In the matter of Zabalaza Mshengu and others versus the Msunduzi Local Municipality and others, the High Court ordered various municipalities to come up with plans to provide water and sanitation for all farm dwellers residing within their areas of jurisdiction.

The applicants were two occupiers, each one of them residing on a farm in KwaZulu-Natal, as well as a non-governmental organisation working on land rights and agrarian reform. The respondents were three municipalities in whose jurisdiction the two farms are situated, the owners of the farms on which the two occupiers live as well as two ministers in the national government and an MEC in the pro­vincial government.

A plan was demanded of the municipalities by the applicants as to how they would, within their available resources, provide water, sanitation and refuse removal services to farm occupiers and labour tenants. They launched the application in their own interest and also as members of a class of farm occupiers and labour tenants who do not have access to basic services or who cannot act in their own names. They also lodged it in the public interest.

It was declared by the judge that the ongoing and persistent failure by the respondent municipalities to provide these services, is inconsistent with the Constitution of the Republic of South Africa.

The municipalities were ordered to file plans within six months from the date of the order, indicating what steps they will take to provide the relevant services, explaining how they will ensure that all farm occupiers, labour tenants and farm owners within their jurisdiction are made aware of the case, and setting measurable, periodic timelines for progress.

This order only relates to land situated within the areas of jurisdiction of the respondent municipalities, and not to other land. The municipalities were also ordered to submit monthly reports indicating their progress.

In this case the order was made only against the three respondent municipalities. No order was made against the owners of the farms where the first and second applicants live, or against landowners in general. It seems clear that the order does not authorise municipalities to enter private land to provide water or sanitation services without prior engagement with the owner in an attempt to reach an agreement.
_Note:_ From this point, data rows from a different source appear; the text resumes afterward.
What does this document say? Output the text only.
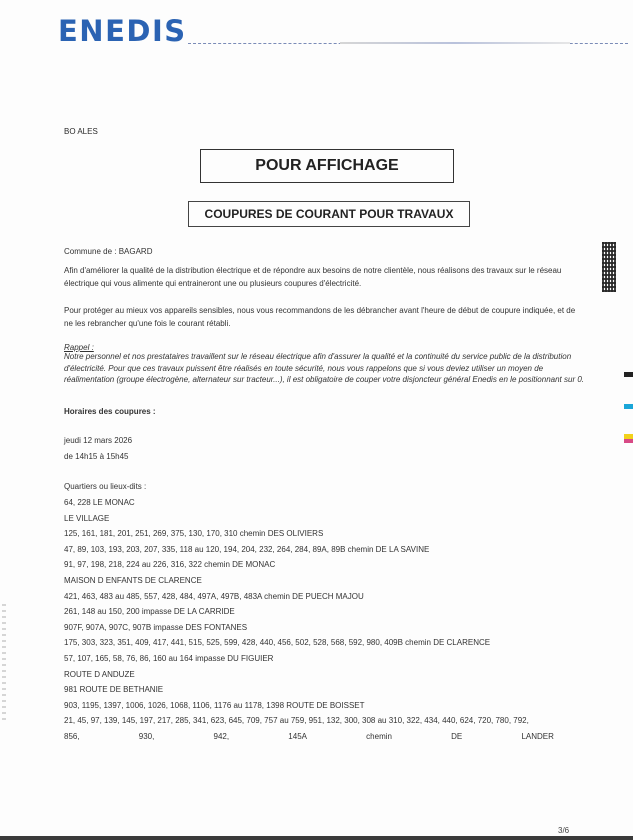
ENEDIS
BO ALES
POUR AFFICHAGE
COUPURES DE COURANT POUR TRAVAUX
Commune de : BAGARD
Afin d'améliorer la qualité de la distribution électrique et de répondre aux besoins de notre clientèle, nous réalisons des travaux sur le réseau électrique qui vous alimente qui entraineront une ou plusieurs coupures d'électricité.
Pour protéger au mieux vos appareils sensibles, nous vous recommandons de les débrancher avant l'heure de début de coupure indiquée, et de ne les rebrancher qu'une fois le courant rétabli.
Rappel :
Notre personnel et nos prestataires travaillent sur le réseau électrique afin d'assurer la qualité et la continuité du service public de la distribution d'électricité. Pour que ces travaux puissent être réalisés en toute sécurité, nous vous rappelons que si vous deviez utiliser un moyen de réalimentation (groupe électrogène, alternateur sur tracteur...), il est obligatoire de couper votre disjoncteur général Enedis en le positionnant sur 0.
Horaires des coupures :
jeudi 12 mars 2026
de 14h15 à 15h45
Quartiers ou lieux-dits :
64, 228 LE MONAC
LE VILLAGE
125, 161, 181, 201, 251, 269, 375, 130, 170, 310 chemin DES OLIVIERS
47, 89, 103, 193, 203, 207, 335, 118 au 120, 194, 204, 232, 264, 284, 89A, 89B chemin DE LA SAVINE
91, 97, 198, 218, 224 au 226, 316, 322 chemin DE MONAC
MAISON D ENFANTS DE CLARENCE
421, 463, 483 au 485, 557, 428, 484, 497A, 497B, 483A chemin DE PUECH MAJOU
261, 148 au 150, 200 impasse DE LA CARRIDE
907F, 907A, 907C, 907B impasse DES FONTANES
175, 303, 323, 351, 409, 417, 441, 515, 525, 599, 428, 440, 456, 502, 528, 568, 592, 980, 409B chemin DE CLARENCE
57, 107, 165, 58, 76, 86, 160 au 164 impasse DU FIGUIER
ROUTE D ANDUZE
981 ROUTE DE BETHANIE
903, 1195, 1397, 1006, 1026, 1068, 1106, 1176 au 1178, 1398 ROUTE DE BOISSET
21, 45, 97, 139, 145, 197, 217, 285, 341, 623, 645, 709, 757 au 759, 951, 132, 300, 308 au 310, 322, 434, 440, 624, 720, 780, 792,
856,	930,	942,	145A	chemin	DE	LANDER
3/6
The judgement does not indicate what remedies municipalities might have if they fail to reach an agreement with landowners on the provision of the services.

The judge also pointed out that the Extension of Security of Tenure Act No. 62 of 1997 (ESTA) grants occupiers the right ‘not to be denied or deprived of access to water’ and the right ‘not to be denied or deprived of access to educational or health services’. This makes it untenable for a landowner to prevent municipalities from taking steps to provide such services and obliges the landowners to act reasonably in reaching agreements with municipalities in this regard.

This does not mean that the municipality could just come onto the farm without permission. Installing infrastructure such as pipelines over a farm would require some sort of agreement between the landowner and the municipality. The judge emphasised that the landowners have no direct statutory obligation to provide water and sanitation services for farm occupiers and labour tenants, unless contracted to do so.

In terms of certain stipulations regarding municipal funding, the question then arises whether private landowners can be forced to contribute to the capital cost and maintenance of water and sanitation services on their land to farm dwellers.

According to Annelize’s assessment, it is doubtful whether landowners can be compelled to contribute to these costs. This may well be the subject of a future test case – to test whether landowners can be forced to contribute to such services and what would happen if landowners do not agree to the municipality providing these services on their land.

What rights do landowners have?

  • Landowners have a right to be consulted.
  • They have a right to insist on a written agreement with the municipality regarding the provision of services.
  • Landowners have a right to set reasonable conditions.
  • They may have the right to negotiate for compensation if a servitude is created over the land.